Morreu esta terça-feira, 9 de dezembro, na terra onde se refugiou nas últimas décadas, Estremoz. A escrita de ficção foi, aos poucos, esfarelando-se, assim como as aparições públicas mas, na década de 1980, Clara Pinto Correia era um fenómeno raro: uma intelectual que se tornava celebridade, com a leveza de quem dominava, ao mesmo tempo, a ciência, a ficção, a crónica e o espetáculo mediático. Filha de médicos, formada em Biologia, fascinada desde criança pelo trabalho da primatóloga
Jane Goodall, cresceu entre Angola e Lisboa até se tornar investigadora, professora, autora de culto e presença constante na imprensa.
Nascida em 1960, aos 25 anos vivia o auge.
Adeus, Princesa, o seu segundo trabalho, transformara-a num ícone literário, colhida por elogios quase hiperbólicos. Vasco Graça Moura chamou-lhe “um dos livros notáveis de 1985”; Urbano Tavares Rodrigues viu-lhe humor e ternura; o sempre exigente Vasco Pulido Valente chamou-lhe o melhor romance português desde
Os Maias. Era impossível escapar-lhe, e as entrevistas, programas de rádio e televisão, colunas em jornais e revistas eram prova de uma energia criativa que parecia inesgotável.
A ascensão foi vertiginosa, mas também o foi a queda. Depois do doutoramento nos Estados Unidos, regressou com prestígio académico reforçado mas, no início dos anos 2000, encalhou na maior polémica da sua carreira, quando duas crónicas publicadas na imprensa portuguesa revelaram cópias quase literais de textos da
New Yorker.
O escândalo apagou-a das colunas, retirou-lhe plataformas, gerou ataques ferozes de colegas, ainda que tenha mantido um defensor fiel em Vasco Pulido Valente, que lhe pediu publicamente: “
Volta, princesa.” Nunca voltou por completo. Ainda assim, regressos esporádicos — livros, crónicas, participações televisivas — voltaram a sinalizar uma autora inquieta, talentosa, capaz de transcender qualquer queda. E se os regressos não lhe chegarem, deixemos que a obra o faça.
Segundo romance de Clara Pinto Correia, e o primeiro a conquistá-la verdadeiramente para o grande público,
Agrião! é uma narrativa frenética, juvenil, urbana, cheia de humor e desassossego. É habitualmente descrito como um romance de formação acelerado: a história acompanha uma protagonista que navega entre o ímpeto da independência e o choque com a realidade adulta, num registo que mistura irreverência pop, observação social e um certo caos sentimental. O tom desabrido, quase insolente, é aquele que anunciava uma voz incomum, culta, rápida, brincalhona, capaz de captar a energia de um País em transição. Foi com
Agrião! que Clara Pinto Correia passou a ser notada para lá da academia e dos círculos literários mais atentos.

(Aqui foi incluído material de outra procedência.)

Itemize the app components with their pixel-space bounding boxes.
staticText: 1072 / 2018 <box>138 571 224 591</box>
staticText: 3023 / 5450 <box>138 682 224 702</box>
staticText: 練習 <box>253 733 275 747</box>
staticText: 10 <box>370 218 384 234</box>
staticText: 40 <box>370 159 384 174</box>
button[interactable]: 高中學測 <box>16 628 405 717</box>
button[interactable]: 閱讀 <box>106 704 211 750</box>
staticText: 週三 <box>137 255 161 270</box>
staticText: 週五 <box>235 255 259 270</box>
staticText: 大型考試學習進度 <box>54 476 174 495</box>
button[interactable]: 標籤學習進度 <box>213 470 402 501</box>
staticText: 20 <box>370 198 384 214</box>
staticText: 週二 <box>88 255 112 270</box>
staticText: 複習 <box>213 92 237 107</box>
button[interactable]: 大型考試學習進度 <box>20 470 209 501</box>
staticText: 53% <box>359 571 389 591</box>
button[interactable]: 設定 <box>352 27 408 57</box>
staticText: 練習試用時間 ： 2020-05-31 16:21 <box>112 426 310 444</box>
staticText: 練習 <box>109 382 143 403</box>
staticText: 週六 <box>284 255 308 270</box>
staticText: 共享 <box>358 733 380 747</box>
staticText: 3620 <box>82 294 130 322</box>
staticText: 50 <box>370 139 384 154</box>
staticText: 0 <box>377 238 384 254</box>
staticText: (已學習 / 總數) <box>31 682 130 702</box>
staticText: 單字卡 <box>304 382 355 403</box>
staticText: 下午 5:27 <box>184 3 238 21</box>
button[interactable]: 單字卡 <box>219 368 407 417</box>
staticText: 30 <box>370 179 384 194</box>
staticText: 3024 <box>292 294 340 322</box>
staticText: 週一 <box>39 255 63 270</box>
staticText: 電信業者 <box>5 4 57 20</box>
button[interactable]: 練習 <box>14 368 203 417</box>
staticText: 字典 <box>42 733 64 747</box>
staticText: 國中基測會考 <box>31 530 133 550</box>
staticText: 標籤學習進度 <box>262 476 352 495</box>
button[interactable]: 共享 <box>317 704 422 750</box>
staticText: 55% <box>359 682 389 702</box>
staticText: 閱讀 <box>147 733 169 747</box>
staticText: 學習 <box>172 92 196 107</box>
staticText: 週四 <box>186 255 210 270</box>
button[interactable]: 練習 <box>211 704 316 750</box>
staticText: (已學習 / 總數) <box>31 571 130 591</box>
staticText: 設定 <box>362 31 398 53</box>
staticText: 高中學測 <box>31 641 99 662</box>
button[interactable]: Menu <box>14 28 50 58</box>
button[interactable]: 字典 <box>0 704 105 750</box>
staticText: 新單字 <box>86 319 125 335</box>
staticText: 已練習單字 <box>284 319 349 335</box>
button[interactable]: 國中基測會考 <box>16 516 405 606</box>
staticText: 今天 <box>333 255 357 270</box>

Romance responsável pelo salto definitivo para o estrelato, uma ficção sentimental e irónica, sobre um jovem jornalista que é enviado para um Alentejo que desconhece para descortinar o mistério por trás da morte de um militar alemão. A escrita é veloz, musical, cheia de apartes, autorreflexões e nuances de humor que lhe deram popularidade instantânea. Publicado quando a autora tinha apenas 25 anos, tornou-se um caso literário: elogiado quase unanimemente, vendeu amplamente, marcou uma geração de leitores e foi adaptado ao cinema em 1991, por Jorge Paixão da Costa. É um livro que retrata um Alentejo conservador na ressaca do PREC e que tornou a sua autora, por um breve momento, numa pop-star literária.
Publicado numa fase em que Clara Pinto Correia fazia malabarismo entre a investigação científica, a escrita e a vida familiar entre os Estados Unidos e POrtugal,
Os Mensageiros Secundários é um romance de ambição. Construído a partir do conceito biológico de “mensageiros secundários” — moléculas que, dentro das células, transmitem sinais decisivos —, o livro articula ciência, história, introspeção e narrativa íntima para pensar como pequenas forças, quase invisíveis, condicionam vidas inteiras. Alternando histórias pessoais com reflexões sobre corpo, memória e destino, este romance simboliza uma autora mais madura e mais experimental, capaz de cruzar mundos que dominava, nomeadamente o literário e o científico. Teve impacto mediático pela voz distinta que trazia e pela forma como refletia o percurso fragmentado da própria autora.